Chapter 2 Overview

2.1 What is metagenomics?

Meta /ˈmɛtə/ : prefix meaning “higher” or “beyond”

Metagenomics is the study of genes and genetic material recovered from environmental samples (whether from the sea, soil, human gut, or anywhere else you can imagine). Unlike genomics, metagenomics deals with a multitude of usually diverse species rather than focussing on a single species/genome.

2.2 Why metagenomics?

Microbes exist virtually everywhere on Earth, even in some of the most seemingly hostile environments. Every process on our planet is influenced in some way by the actions of microbes, and all higher organisms are intrinsically associated with microbial communities.

While much can be learned from studying the genome of a single microbial species in isolation, it does not provide us with any information regarding that species' neighbours, i.e. what else is in its natural environment? Metagenomics offers a top-down approach which allows researchers to investigate and understand interactions between species in different environments, thus providing a much broader and complete picture.

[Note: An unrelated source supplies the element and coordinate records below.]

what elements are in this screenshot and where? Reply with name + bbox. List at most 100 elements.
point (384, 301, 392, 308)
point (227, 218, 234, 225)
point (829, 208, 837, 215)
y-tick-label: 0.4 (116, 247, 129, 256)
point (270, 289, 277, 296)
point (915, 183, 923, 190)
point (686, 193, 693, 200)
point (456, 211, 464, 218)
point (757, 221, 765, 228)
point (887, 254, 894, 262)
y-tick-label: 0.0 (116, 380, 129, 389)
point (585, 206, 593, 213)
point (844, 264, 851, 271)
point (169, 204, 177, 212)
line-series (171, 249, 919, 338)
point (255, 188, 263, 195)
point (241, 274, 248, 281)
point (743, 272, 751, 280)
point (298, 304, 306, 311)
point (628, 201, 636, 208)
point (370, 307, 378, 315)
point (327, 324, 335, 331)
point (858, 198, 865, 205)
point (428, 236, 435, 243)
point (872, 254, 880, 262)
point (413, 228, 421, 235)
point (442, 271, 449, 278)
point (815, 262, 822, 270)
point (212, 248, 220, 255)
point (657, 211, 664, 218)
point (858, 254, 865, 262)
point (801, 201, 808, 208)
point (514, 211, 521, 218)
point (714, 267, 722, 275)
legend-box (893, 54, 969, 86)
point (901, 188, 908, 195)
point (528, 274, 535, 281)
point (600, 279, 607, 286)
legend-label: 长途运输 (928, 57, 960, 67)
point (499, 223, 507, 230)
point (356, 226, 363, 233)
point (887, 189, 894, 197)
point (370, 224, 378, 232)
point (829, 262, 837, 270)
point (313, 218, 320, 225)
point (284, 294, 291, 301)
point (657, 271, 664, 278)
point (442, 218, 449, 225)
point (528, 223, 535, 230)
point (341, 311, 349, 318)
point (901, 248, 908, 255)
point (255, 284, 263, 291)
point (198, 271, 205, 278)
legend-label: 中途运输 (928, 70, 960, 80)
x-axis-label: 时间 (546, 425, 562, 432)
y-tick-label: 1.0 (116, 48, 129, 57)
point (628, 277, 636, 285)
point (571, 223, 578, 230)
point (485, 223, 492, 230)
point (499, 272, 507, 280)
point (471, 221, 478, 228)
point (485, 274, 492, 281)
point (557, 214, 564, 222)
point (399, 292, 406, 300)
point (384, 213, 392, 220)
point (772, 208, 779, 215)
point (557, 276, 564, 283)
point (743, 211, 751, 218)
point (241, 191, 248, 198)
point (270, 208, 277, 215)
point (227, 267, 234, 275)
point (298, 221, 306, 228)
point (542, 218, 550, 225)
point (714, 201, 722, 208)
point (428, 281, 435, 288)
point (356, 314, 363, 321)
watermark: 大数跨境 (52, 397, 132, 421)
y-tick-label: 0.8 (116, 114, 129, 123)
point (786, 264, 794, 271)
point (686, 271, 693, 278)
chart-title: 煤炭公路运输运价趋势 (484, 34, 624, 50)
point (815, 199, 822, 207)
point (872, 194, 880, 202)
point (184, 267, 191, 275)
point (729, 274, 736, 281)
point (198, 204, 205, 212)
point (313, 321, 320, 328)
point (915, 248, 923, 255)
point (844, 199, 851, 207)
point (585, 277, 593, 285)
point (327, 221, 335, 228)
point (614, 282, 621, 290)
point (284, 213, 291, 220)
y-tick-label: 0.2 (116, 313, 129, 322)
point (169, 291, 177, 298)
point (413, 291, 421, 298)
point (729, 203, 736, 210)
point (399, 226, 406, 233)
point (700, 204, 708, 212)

2.3 Metagenomics vs Metagenetics

Broadly speaking, there are two families of metagenomic analysis:

  • Amplicon-based: This utilises sequencing data generated from amplified marker sequences, for example, regions of the 16S rRNA. Sequences are clustered together and taxonomically assigned to estimate the species abundance in a sample. This is sometimes referred to as metagenetics, as it does not consist of any genomic analysis beyond the marker gene regions.
  • Shotgun: This utilises sequencing data generated from random fragments from total genomic DNA from environmental samples, rather than targeting specific genes. This approach allows for not only species abundance determination but direct functional analysis, too, due to having information on a wide range of genetic data sampled from the population. This is sometimes referred to as metagenomics, as it involves genome-wide analyses. Shotgun metagenomics is the focus of this practical session.

2.4 Tutorial overview

2.4.1 Basics

This tutorial and practical session focuses on performing a range of metagenomic analyses using shotgun sequence data from the Illumina platforms.

The analyses discussed here are by no means exhaustive and are instead intended to provide a sample of what can be done with a metagenomic dataset.

2.4.2 Structure

We prefer to allow people to work at a pace that they are comfortable with rather than ensuring that everyone is at the same point of the tutorial at the same time. There will be no instructor telling you what to type and click. Instead, everything you require to carry out the practical is written in this document. Take your time; it's important to spend some time understanding why you are running the commands, rather than simply typing them out.

If at any point you are having trouble or have a question, let one of us know and we'll provide 1-to-1 assistance.

2.4.3 Content

This practical is broken up into the following broad sections.

  1. Raw data: We will first link to a dataset that we have downloaded for this tutorial. We will take a quick look at what the sequence files look like and briefly discuss the origin of the samples.
  2. Trimming data: This entails preprocessing our data to ensure that it is of good quality.
  3. Host removal: When sequencing the genomic content of host's microbiota (bacteriome, archaeome, mycobiome, and more) it is likely you will also sequence the host's genome. This step shows a method of removing possible host contamination.
  4. Taxonomic profiling: We will analyse the dataset to determine the species abundance in each sample. Following this, we will visualise the data and compare the samples.
  5. Functional profiling: We will analyse the dataset to determine the pathway abundance and completeness in each sample. Following this, we will visualise the data and compare the samples.
  6. Metagenome assembly: Here, we will move away from just analysing the reads directly and will assemble the metagenome into contigs. Prior to this, we will 'stitch' the reads together to ensure we get the best assembly possible.
  7. Binning: This step attempts to seperate each assembled genomes into bins. These genome assemblies are called Metagenome-assembled Genomes (MAGs).
  8. Functional annotation: We will take our MAGs, predict genes and then functionally annotate them with MetaCyc.